Terry Heiler is a long-time water resources engineer who founded INZ and has overseen multiple projects locally and internationally during his career.

He laments the fact that New Zealand lacks a strategic plan for water use and management when it comes to meeting the challenges of climate change and communities’ needs for multi-objective water resource development, in particular for irrigation and the primary sector.

While the Three Waters proposal may cover drinking, wastewater, and stormwater, he says there is no reference to how this may interact with regional-scale water projects.

Irrigation projects are better suited to longer-term planning, given their inter-generational benefits, return rates that exceed commercial banking periods, and high upfront capital demands.

He says large irrigation projects with long lead times and long payback periods do not have the necessary central government horsepower behind them to get started.

Projects inevitably spin into the Environment Court, with expensive hearing processes, and paid witnesses required to either dispute or support projects.

But modern water resource development projects involving irrigation enhancement have been proven to deliver social and economic benefits to communities, with the likes of the Opuha project in South Canterbury providing a good example.

He also sees projects as an opportunity to work with iwi as equity partners, given they also often have an interest in restoration of water-based taonga, and already have a stake in the primary sector the irrigation project will benefit.

One solution to overcome the inertia he sees in New Zealand irrigation projects today could be to have a team of recognised experts moving through the country assessing projects on a case-by-case basis.

One project that has had central government impetus behind it is Northland’s Te Tai Tokerau water project, an initiative funded through the Provincial Growth Fund.

Despite Northland’s high rainfall, storage of water is an issue, and the project aims to hold water in reservoirs and distribute it through the lower Northland and mid-Northland districts in two separate projects, one based near Kaikohe and the other on the northern Pouto peninsula, south of Dargaville.

Overall, the project aims to develop 7,000ha of new land specifically into horticulture, increase town water supply resilience, and provide valuable jobs for iwi.

The Pouto Peninsula project kicked off last June, and when completed will be capable of unlocking the fertile potential of 4,000ha of the district’s land with two to three reservoirs.

Kaipara District Council mayor Jason Smith said breaking ground on the project will help bring transformational change to the district for decades to come.

Te Tai Tokerau Trust chair and ex-MP Murray McCully said the main idea of the project is to harvest water in the winter when it is plentiful and use in the summer months when it is not.

Further south in the upper reaches of Mid-Canterbury near Methven is the Barhill Chertsey Irrigation scheme.

Formed as a co-operative farmer-funded project in the late nineties, the project started delivering water in 2010 to 24,000ha today.

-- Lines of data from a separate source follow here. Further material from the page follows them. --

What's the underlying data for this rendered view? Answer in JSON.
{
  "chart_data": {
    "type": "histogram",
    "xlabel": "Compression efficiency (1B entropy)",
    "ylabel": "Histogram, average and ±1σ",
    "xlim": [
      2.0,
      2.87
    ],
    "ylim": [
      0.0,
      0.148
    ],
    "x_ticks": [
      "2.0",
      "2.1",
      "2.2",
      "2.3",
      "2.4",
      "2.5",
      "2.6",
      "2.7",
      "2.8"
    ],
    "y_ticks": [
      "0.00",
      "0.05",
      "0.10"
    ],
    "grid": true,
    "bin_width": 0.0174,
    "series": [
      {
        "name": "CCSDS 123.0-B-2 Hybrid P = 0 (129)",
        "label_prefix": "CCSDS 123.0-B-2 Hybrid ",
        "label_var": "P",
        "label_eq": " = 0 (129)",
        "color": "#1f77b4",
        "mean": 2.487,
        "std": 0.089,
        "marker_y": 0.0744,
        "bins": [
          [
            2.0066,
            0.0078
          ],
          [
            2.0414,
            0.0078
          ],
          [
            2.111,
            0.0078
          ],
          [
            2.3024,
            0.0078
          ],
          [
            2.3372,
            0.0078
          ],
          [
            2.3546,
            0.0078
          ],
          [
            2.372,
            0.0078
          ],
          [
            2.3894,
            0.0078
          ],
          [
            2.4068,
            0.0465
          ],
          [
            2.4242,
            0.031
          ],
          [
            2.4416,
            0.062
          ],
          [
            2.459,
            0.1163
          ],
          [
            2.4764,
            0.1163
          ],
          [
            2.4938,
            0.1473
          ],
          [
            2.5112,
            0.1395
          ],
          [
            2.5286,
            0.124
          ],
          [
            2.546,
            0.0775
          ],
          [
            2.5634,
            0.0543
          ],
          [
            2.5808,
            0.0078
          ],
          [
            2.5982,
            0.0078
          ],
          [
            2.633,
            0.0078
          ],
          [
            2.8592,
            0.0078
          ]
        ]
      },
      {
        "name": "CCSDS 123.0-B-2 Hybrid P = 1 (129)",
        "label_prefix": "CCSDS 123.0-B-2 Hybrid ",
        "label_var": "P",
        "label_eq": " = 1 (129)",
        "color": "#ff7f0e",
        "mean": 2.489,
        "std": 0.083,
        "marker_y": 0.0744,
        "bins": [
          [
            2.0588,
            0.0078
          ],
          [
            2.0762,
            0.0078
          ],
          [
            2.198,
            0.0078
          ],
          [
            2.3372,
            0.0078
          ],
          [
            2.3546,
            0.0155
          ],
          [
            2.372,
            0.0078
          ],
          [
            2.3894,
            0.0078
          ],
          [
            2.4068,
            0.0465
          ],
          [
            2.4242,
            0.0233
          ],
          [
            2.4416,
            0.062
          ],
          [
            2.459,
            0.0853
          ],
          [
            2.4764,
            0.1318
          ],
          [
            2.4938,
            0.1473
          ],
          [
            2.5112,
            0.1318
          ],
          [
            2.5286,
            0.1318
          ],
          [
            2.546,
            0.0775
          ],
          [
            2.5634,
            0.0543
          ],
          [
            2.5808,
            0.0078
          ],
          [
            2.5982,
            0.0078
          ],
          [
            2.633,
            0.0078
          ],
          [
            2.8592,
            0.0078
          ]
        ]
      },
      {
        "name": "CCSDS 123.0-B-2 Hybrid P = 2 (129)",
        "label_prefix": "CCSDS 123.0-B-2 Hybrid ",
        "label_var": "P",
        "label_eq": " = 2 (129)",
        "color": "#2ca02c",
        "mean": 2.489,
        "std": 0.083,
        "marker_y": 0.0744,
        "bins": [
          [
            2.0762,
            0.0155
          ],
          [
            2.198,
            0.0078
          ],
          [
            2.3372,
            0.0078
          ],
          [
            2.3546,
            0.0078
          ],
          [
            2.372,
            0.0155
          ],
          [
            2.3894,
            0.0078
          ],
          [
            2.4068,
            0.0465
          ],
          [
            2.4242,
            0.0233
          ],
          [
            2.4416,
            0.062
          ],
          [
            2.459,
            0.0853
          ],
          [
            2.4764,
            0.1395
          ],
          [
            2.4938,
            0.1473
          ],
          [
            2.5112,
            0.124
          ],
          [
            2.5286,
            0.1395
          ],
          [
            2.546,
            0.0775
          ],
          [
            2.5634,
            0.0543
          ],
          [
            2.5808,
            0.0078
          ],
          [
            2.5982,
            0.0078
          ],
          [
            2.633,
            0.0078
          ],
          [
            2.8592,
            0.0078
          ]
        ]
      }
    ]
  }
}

The project stands as an example of collaboration and integration of economic, social, and infrastructural needs, with its initial cornerstone founder being lines company Electricity Ashburton in 2010, and Trustpower providing water sourcing and storage in Lake Coleridge.

Expansion in 2015 has enabled a small hydro plant to use water for electricity generation, and in 2017 the scheme came to be a fully farmer-owned co-operative that supplies about 10 percent of the irrigation across the Mid-Canterbury region.

The future of irrigation projects may lie in the likes of Barhill Chertsey, with a smaller footprint, ‘run of river’ harvesting of water rather than less palatable on-river projects, and strong, broad community group support.